1899 – 1992
Hayek was an Austrian economist and philosopher. He is known for his contributions to political economy, political philosophy and intellectual history. Hayek shared the 1974 Nobel Memorial Prize in Economic Sciences with Gunnar Myrdal for work on money and economic fluctuations, and the interdependence of economic, social and institutional phenomena. His account of how prices communicate information is widely regarded as an important contribution to economics that led to him receiving the prize. He was a major contributor to the Austrian school of economics.
During his teenage years, Hayek fought in World War I. He later said this experience, coupled with his desire to help avoid the mistakes that led to the war, drew him into economics. He earned doctoral degrees in law in 1921 and political studies in 1923 from the University of Vienna. He subsequently lived and worked in Austria, Great Britain, the United States and Germany. He became a British national in 1938. He studied and taught at the London School of Economics and later at the University of Chicago, before returning to Europe late in life to teach at the Universities of Salzburg and Freiburg.

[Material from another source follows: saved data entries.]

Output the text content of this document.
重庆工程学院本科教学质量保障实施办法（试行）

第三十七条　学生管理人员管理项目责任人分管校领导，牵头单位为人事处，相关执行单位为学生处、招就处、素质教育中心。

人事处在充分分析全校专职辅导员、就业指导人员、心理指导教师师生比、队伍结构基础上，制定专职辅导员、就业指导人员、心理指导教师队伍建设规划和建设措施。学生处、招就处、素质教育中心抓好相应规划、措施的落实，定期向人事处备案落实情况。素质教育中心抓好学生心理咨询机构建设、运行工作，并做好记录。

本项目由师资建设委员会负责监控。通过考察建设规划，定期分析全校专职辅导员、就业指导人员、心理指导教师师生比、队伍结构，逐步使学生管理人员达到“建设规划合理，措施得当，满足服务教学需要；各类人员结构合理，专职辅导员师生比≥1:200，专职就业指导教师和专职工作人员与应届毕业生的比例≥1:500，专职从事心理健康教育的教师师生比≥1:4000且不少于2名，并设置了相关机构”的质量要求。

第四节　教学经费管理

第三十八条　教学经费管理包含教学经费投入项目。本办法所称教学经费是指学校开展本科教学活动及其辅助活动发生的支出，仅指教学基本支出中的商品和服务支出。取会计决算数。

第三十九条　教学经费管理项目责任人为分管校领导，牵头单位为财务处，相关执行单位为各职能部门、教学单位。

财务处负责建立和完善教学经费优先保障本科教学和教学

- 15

Hayek had considerable influence on a variety of political and economic movements of the 20th century, and his ideas continue to influence thinkers from a variety of political and economic backgrounds today. Although sometimes described as a conservative, Hayek himself was uncomfortable with this label and preferred to be thought of as a classical liberal or libertarian. His most popular work, The Road to Serfdom (1944), has been republished many times over the eight decades since its original publication. Hayek was appointed a Member of the Order of the Companions of Honour in 1984 for his academic contributions to economics. He was the first recipient of the Hanns Martin Schleyer Prize in 1984. He also received the Presidential Medal of Freedom in 1991 from President George H. W. Bush. In 2011, his article "The Use of Knowledge in Society" was selected as one of the top 20 articles published in the American Economic Review during its first 100 years.
Published in 1944, it is perhaps the most famous and enduring warning against the dangers of centralized economic planning. Written by Friedrich Hayek during the height of the Second World War, the book was not aimed at his enemies in Germany, but rather at the intellectuals and policymakers in his adopted home of Great Britain. Hayek feared that in their desire to build a more "rational" and planned post-war society, Western democracies were inadvertently following the same path that had led to the rise of totalitarianism in Europe.
The core argument of the book is that economic control is not merely the control of one sector of human life, but the control of the means for all our ends. Hayek challenges the common belief that one can surrender economic freedom while retaining political and personal freedom. He argues that when a central authority decides what is to be produced, who is to do the work, and how the fruits of labor are to be distributed, that authority inevitably gains absolute power over the lives of the citizens. In a planned economy, the government must decide which goals are most important, which means it must impose a single hierarchy of values on a diverse population.
Hayek introduces the concept of the "Rule of Law" as the essential safeguard of a free society. To Hayek, the Rule of Law means that government is bound by rules fixed and announced beforehand—rules which make it possible to foresee with fair certainty how the authority will use its coercive powers. This is contrasted with arbitrary government, where the state manages specific people and resources to achieve specific outcomes. When the state tries to plan the economy, it must constantly make discretionary decisions, which undermines the predictability of the law and leaves the individual at the mercy of the planner’s whims.
One of the most famous chapters in the book is titled "Why the Worst Get on Top." Hayek argues that the nature of a centralized planning apparatus naturally attracts and rewards those who are willing to use unscrupulous methods. To make a national plan work, the leader must achieve a high degree of uniformity in thought and action. This often requires the creation of an "enemy" to unify the public and the use of propaganda to suppress dissent. Consequently, the democratic socialist's dream of a planned economy run by benevolent experts is, in Hayek’s view, a dangerous delusion; the system itself necessitates a move toward authoritarianism.
Hayek also addresses the "knowledge problem," a theme he would expand upon in his later work. He argues that the knowledge required to run a modern economy is dispersed among millions of individuals and can never be concentrated in a single planning board. The price system in a free market acts as a communication mechanism, aggregating this dispersed information and allowing people to coordinate their actions spontaneously. Central planning fails because it tries to replace this complex, organic process with a simplified and rigid top-down structure that cannot possibly account for the local and personal knowledge of every citizen.
Despite his fierce defense of the market, Hayek was not an advocate for total anarchy. He acknowledged a role for the state in providing a framework for competition, such as preventing fraud, protecting property rights, and managing externalities like pollution. He even suggested that a certain level of social security was compatible with a free society, provided it was organized as a floor of protection rather than a tool for the state to direct the economy. His critique was specifically focused on "planning against competition," not the existence of government itself.
The book concludes with a call for internationalism and a warning against the "nationalist" tendencies of planning. Hayek argued that because planning must occur within a defined territory, it inherently leads to economic nationalism and conflict between states. He advocated for a federalist system that would prevent any one nation from becoming too powerful while ensuring that the "Road to Serfdom" remains blocked by the decentralized nature of market competition.